Friday, June 22, 2007

Apologies

Sorry friends!
I came to Leo hoping that I could spend some extensive time at the internet cafe however the internet has been down for the past week so I havent had the chance to share much. In good news, our project plan was passed and we are back in Bourra tomorrow for the next month. In other good news I have found myself more husbands, 2 under the age of 10, become one heck of a dancer and have discovered a talent for chicken whispering. Confused? Sorry, some of these stories will have to wait for home!

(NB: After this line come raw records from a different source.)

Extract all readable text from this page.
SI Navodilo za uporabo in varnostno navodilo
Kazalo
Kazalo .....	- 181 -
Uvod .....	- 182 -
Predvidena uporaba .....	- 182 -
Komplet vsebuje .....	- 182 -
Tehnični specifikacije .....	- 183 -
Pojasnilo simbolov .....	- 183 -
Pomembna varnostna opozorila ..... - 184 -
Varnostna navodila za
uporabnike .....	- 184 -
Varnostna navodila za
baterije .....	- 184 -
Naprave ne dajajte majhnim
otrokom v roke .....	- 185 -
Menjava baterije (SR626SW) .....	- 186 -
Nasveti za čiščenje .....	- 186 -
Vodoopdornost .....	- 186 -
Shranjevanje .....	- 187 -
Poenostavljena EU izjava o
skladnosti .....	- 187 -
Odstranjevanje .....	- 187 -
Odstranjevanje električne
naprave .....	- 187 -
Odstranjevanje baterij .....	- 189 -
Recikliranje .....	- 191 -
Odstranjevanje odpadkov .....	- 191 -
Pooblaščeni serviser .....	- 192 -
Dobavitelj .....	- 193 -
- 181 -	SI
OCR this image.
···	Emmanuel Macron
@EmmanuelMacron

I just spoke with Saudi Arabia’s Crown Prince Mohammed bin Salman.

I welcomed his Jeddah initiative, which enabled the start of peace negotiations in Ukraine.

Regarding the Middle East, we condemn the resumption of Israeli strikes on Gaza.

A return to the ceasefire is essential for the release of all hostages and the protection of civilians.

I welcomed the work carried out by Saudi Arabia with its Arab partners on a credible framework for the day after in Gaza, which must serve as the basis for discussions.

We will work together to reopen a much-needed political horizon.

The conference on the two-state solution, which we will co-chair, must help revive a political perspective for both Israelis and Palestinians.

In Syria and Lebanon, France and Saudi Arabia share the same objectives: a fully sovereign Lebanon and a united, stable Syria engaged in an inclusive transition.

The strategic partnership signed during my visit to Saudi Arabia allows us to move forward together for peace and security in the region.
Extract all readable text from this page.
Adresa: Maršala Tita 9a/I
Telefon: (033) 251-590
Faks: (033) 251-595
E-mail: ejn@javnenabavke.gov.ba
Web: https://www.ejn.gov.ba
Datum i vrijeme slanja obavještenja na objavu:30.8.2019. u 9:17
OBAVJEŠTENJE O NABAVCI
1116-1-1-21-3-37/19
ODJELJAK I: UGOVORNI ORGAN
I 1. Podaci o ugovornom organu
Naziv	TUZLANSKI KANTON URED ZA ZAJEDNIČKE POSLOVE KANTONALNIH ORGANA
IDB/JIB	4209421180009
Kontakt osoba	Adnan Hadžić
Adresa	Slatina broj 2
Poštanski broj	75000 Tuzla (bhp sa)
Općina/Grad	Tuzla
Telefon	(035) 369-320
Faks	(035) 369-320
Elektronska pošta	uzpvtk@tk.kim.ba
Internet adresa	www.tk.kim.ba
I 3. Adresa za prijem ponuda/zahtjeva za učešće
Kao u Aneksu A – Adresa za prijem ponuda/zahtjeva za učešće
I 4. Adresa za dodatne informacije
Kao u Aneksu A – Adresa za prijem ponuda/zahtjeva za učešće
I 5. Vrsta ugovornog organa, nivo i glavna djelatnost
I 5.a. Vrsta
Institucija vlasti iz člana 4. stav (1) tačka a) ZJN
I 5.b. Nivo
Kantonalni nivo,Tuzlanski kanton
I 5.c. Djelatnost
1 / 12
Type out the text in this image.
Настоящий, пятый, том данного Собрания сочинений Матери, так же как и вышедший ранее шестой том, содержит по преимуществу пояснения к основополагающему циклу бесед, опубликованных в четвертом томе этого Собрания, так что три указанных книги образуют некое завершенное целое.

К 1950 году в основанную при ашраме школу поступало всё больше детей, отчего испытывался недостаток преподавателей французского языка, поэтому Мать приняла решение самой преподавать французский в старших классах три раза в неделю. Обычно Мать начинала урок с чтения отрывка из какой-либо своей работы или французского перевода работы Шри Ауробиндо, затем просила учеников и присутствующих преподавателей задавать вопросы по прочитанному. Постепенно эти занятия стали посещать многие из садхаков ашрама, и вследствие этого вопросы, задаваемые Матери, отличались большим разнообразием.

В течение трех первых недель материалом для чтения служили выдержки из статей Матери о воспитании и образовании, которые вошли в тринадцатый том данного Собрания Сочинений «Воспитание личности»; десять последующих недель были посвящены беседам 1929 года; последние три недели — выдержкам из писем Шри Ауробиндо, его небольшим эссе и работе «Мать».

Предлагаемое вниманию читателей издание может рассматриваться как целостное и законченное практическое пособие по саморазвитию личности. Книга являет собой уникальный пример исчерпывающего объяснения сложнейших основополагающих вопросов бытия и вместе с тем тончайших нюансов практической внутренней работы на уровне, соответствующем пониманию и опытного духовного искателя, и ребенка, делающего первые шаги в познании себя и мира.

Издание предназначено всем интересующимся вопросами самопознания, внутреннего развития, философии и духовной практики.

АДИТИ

In the meantime, I hope that the following journal excerpt engages some of you all to understand why coming to Africa was so important to me. It makes me happy to know that there are things that we can do at home to make life better for people around the world. I am of the opinion that it is a responsibility to care for you neighbor, whether they be your friend who is ill at home, or the child who is not in school in Burkina Faso. Don't get me wrong, not everyone can or will care about everything. . . gah I am now doing that waffly - indecisive - not - really -making- any - statement thing that I so like to do . . . I just hope that this blog helps everyone to recognize the importance of foreign aid and international development. Even moreso, I hope it is convincing because its true, not because its preachy which I know I can do . . . haha enjoy.

June 16, 2007
I went to sleep frustrated last night for the first time. The crazy thing is that I was not frustrated by the realities here, rather by some ridiculous internal struggle with leadership and writing. When I woke up this morning, I felt myself needing to ask the question, “am I becoming desensitized by the realities?” How could I be as angry at myself for something so minour, when there is so many other things that could, and arguably shoud, keep me awake at night?

Before coming, my parents expressed to me that they were scared that my idealism and optimism would take a big hit during my time in Burkina Faso; considering that those characteristics are definitely defining for me, it could have been a relevant fear. At the time I was offended that they assumed me to be so starry eyed that I was unable to see reality too. With time, I came to scoff at it because it seemed so ironic to suggest that optimism (and the chance of losing it) could be the something that holds me back.

Now, being here for 24 days, I feel more optimistic that I did before coming. In Canada, poverty is really this overwhelming, mysterious shadow lurking in other parts of the world. We know that we don’t like it, and we know that we never want to experience it, but we really don’t seem to think we can do anything about it. We justify its existence by saying that maybe it’s just a form of population control, or that maybe the people are tougher than us, and are truly happy despite it all. Mostly, we say stuff like we can’t afford to help, nothing we can do will help, and they must ultimately help themselves. I’m excited to have this very proud opportunity to let ya’ll know . . . none of it is absolutely true! Poverty is not a form of population control, it is a symptom of injustices and inequalities. There are most definitely happy people, but allowing that fact to let us sleep better at night diminishes the unfair struggles they face regularly. Better yet, the world CAN afford to help, and that which we can afford WILL help and the people here. Most importantly, these people must help themselves, but ultimately there must be external assistance. Just as no individual is a rock, no country is even remotely independent.

These few facts are so full of hope and opportunity it isn’t even funny. Now if I was a glass half empty type of person, I would dwell on the fact that we have screwed up in the past, doing nothing or worse. However, armed with that never failing confidence that my parents were so wary of me losing, I know that the situations that exist here are CHANGEABLE. There is no need for any magic formula, the stars had been aligned for years and will be for many more years. All that is needed to make life better for millions of people is some empathy that translates into action and positive conditions here. In a conversation with Nathan, a friend here, he made the brilliant point that Burkina Faso doesn’t have much for natural resources, when so many other African countries do; what they do have is peace.

This point doesn’t only illustrate what I was trying to say (for those who may have missed it, I wanted to say that investment in a country like this will work because the people are ready and willing), but it also forced me to step back and look at the concepts of peace and natural resources differently. I had never thought of Peace as being something of a resource or as an opportunity. I thought of peace as being the way the world should be. This is definitely the idealist in me shining through. After the conversation, I realize how precious peace and stability is in this world, a wake of call to say the least.